Cyber criminals appear to have used two different Windows ransomware packages — DoppelPaymer and NetWalker — to attack the City of Knoxville in Tennessee and Trinity Metro, a regional transportation authority of the state of Texas, and, in a familiar ploy, released screenshots of documents stolen from the two organisations.
The City of Knoxville is the largest in the East Tennessee region. Its website appears to be down at the moment, so there is no way of seeking any comment from the body.
Trinity Metro is not an agency or department of any of its member cities. It provides eight million passenger trips annually on buses, TEXRail, ZIPZONE services, ACCESS paratransit, vanpools and Trinity Railway Express.
TEXRail, which operates between Fort Worth and Dallas Fort Worth International Airport’s Terminal B, is owned and operated by Trinity Metro. TRE, which runs between Fort Worth and Dallas, is jointly owned and operated by Trinity Metro and DART.
The governing body is an 11-member board of directors with eight appointed by the Fort Worth City Council and three by Tarrant County Commissioners Court.
The Metro’s contact form does not seem to be working at the moment.
Both DoppelPaymer and NetWalker employ similar tactics: they exfiltrate data before encrypting documents and issuing ransom demands.
And if these are not met within a stipulated period, then the slow release of files begins as a pressure tactic.
In the case of Trinity Metro, the attackers have placed a deadline of 11 July before they publish the firm’s data online.

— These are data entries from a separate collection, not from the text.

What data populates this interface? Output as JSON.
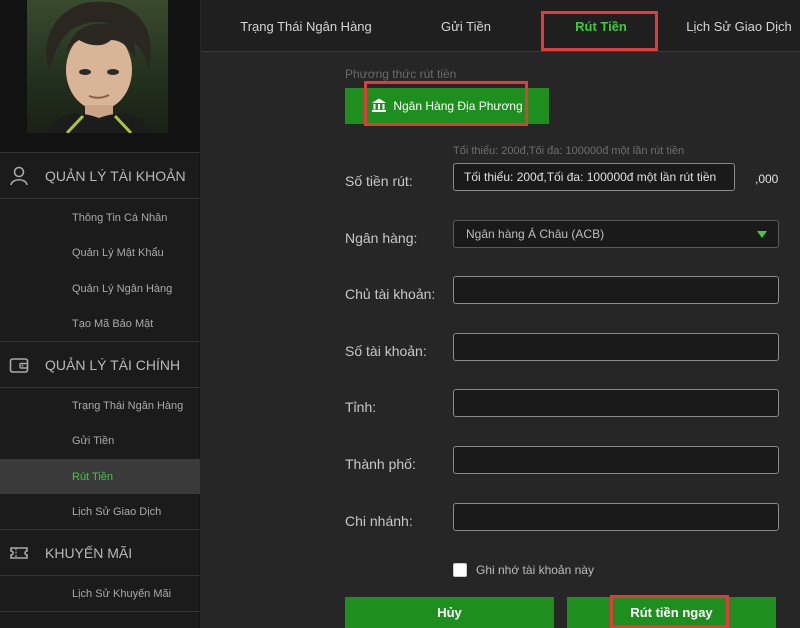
{
  "sidebar": {
    "sections": [
      {
        "label": "QUẢN LÝ TÀI KHOẢN",
        "icon": "user-icon"
      },
      {
        "label": "QUẢN LÝ TÀI CHÍNH",
        "icon": "wallet-icon"
      },
      {
        "label": "KHUYẾN MÃI",
        "icon": "ticket-icon"
      }
    ],
    "account_items": [
      "Thông Tin Cá Nhân",
      "Quản Lý Mật Khẩu",
      "Quản Lý Ngân Hàng",
      "Tạo Mã Bảo Mật"
    ],
    "finance_items": [
      "Trạng Thái Ngân Hàng",
      "Gửi Tiền",
      "Rút Tiền",
      "Lịch Sử Giao Dịch"
    ],
    "promo_items": [
      "Lịch Sử Khuyến Mãi"
    ],
    "active_item": "Rút Tiền"
  },
  "tabs": [
    "Trạng Thái Ngân Hàng",
    "Gửi Tiền",
    "Rút Tiền",
    "Lịch Sử Giao Dịch"
  ],
  "active_tab": "Rút Tiền",
  "form": {
    "method_label": "Phương thức rút tiền",
    "method_button": "Ngân Hàng Địa Phương",
    "amount_hint": "Tối thiểu: 200đ,Tối đa: 100000đ một lần rút tiền",
    "amount_label": "Số tiền rút:",
    "amount_placeholder": "Tối thiểu: 200đ,Tối đa: 100000đ một lần rút tiền",
    "amount_suffix": ",000",
    "bank_label": "Ngân hàng:",
    "bank_selected": "Ngân hàng Á Châu (ACB)",
    "holder_label": "Chủ tài khoản:",
    "account_number_label": "Số tài khoản:",
    "province_label": "Tỉnh:",
    "city_label": "Thành phố:",
    "branch_label": "Chi nhánh:",
    "remember_label": "Ghi nhớ tài khoản này",
    "cancel_button": "Hủy",
    "submit_button": "Rút tiền ngay"
  },
  "colors": {
    "accent": "#3ec93e",
    "button": "#1e8f1e",
    "highlight": "#e23b3b",
    "background": "#262626"
  }
}
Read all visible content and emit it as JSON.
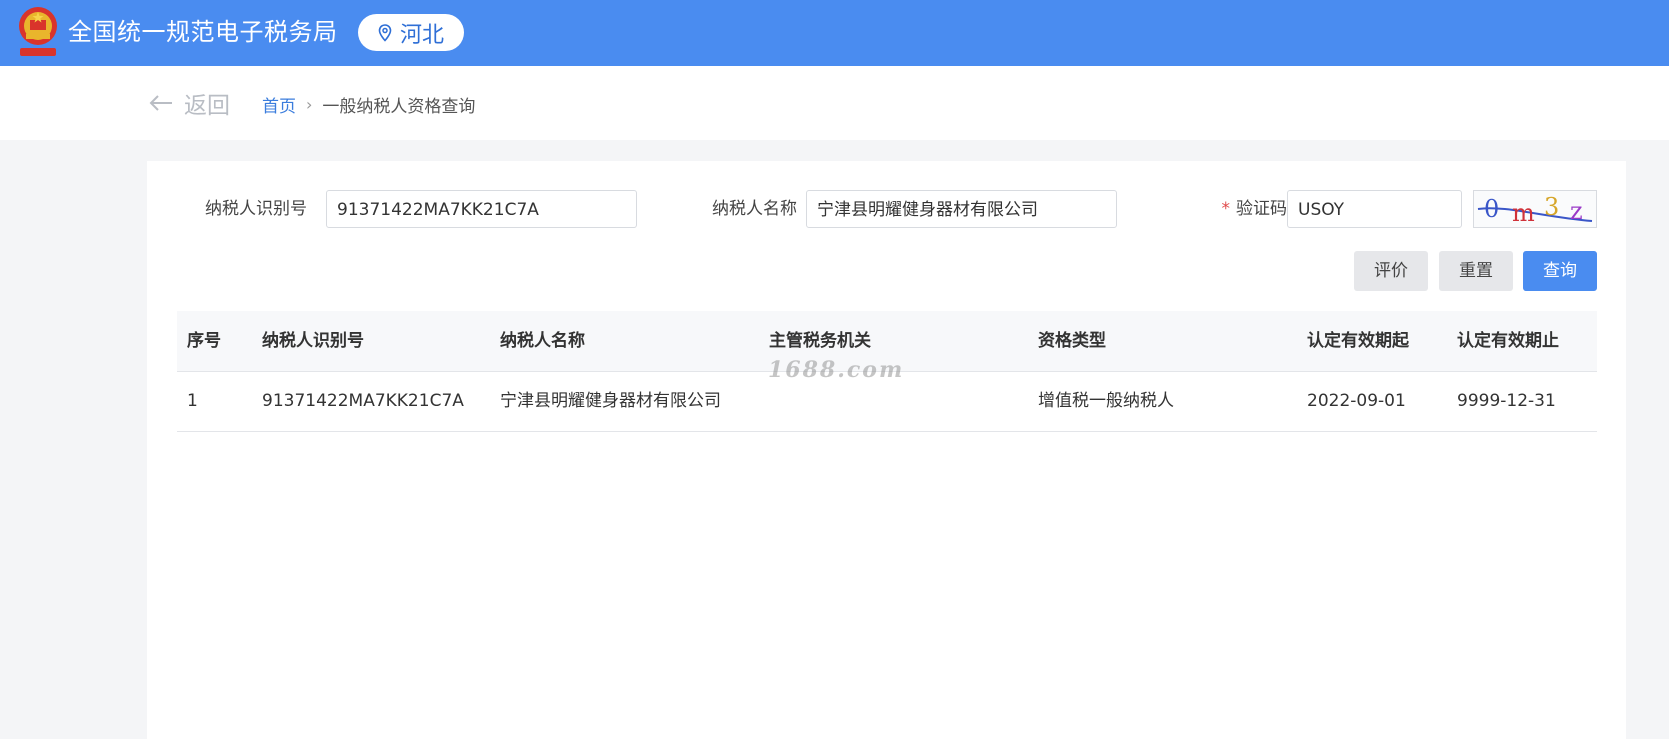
{
  "header": {
    "site_title": "全国统一规范电子税务局",
    "region": "河北",
    "brand_color": "#4a8cf0"
  },
  "breadcrumb": {
    "back_label": "返回",
    "home": "首页",
    "separator": "›",
    "current": "一般纳税人资格查询"
  },
  "form": {
    "taxpayer_id_label": "纳税人识别号",
    "taxpayer_id_value": "91371422MA7KK21C7A",
    "taxpayer_name_label": "纳税人名称",
    "taxpayer_name_value": "宁津县明耀健身器材有限公司",
    "captcha_label": "验证码",
    "captcha_required_mark": "*",
    "captcha_value": "USOY",
    "captcha_image_text": "0m3z"
  },
  "buttons": {
    "evaluate": "评价",
    "reset": "重置",
    "query": "查询"
  },
  "table": {
    "headers": [
      "序号",
      "纳税人识别号",
      "纳税人名称",
      "主管税务机关",
      "资格类型",
      "认定有效期起",
      "认定有效期止"
    ],
    "rows": [
      [
        "1",
        "91371422MA7KK21C7A",
        "宁津县明耀健身器材有限公司",
        "",
        "增值税一般纳税人",
        "2022-09-01",
        "9999-12-31"
      ]
    ]
  },
  "watermark": "1688.com"
}
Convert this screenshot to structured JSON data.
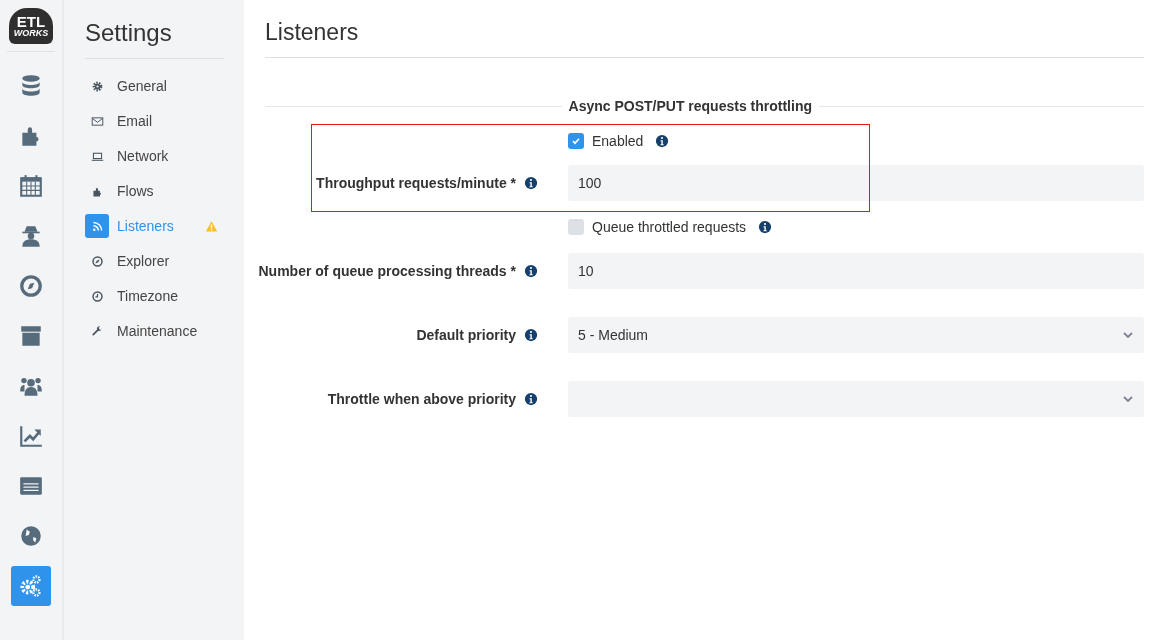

In the City of Knoxville case, a large list of files has been released and more are said to be in the pipeline. In addition, the attackers have also listed the machines which were attacked, most of which run various versions of Windows Server dating from the 2008 version onwards.
Contacted for comment, Brett Callow, a regular iTWire commentator on ransomware attacks, said: “Audits and studies have repeatedly shown that US local governments practice cyber security poorly, which is why at least 113 of them were affected by ransomware last year.”
Callow, who works as a threat analyst for the New Zealand-headquartered security shop Emsisoft, added: “This needs to change. If it does not, state and municipal entities will continue to be hit by ransomware and their data — and their residents’ data — will continue to be stolen and published.
“But, alas, it seems that governments still haven’t upped their security game. So far this year, at least 56 hit been hit, so it appears the 2020 numbers will be very similar to those of 2019.”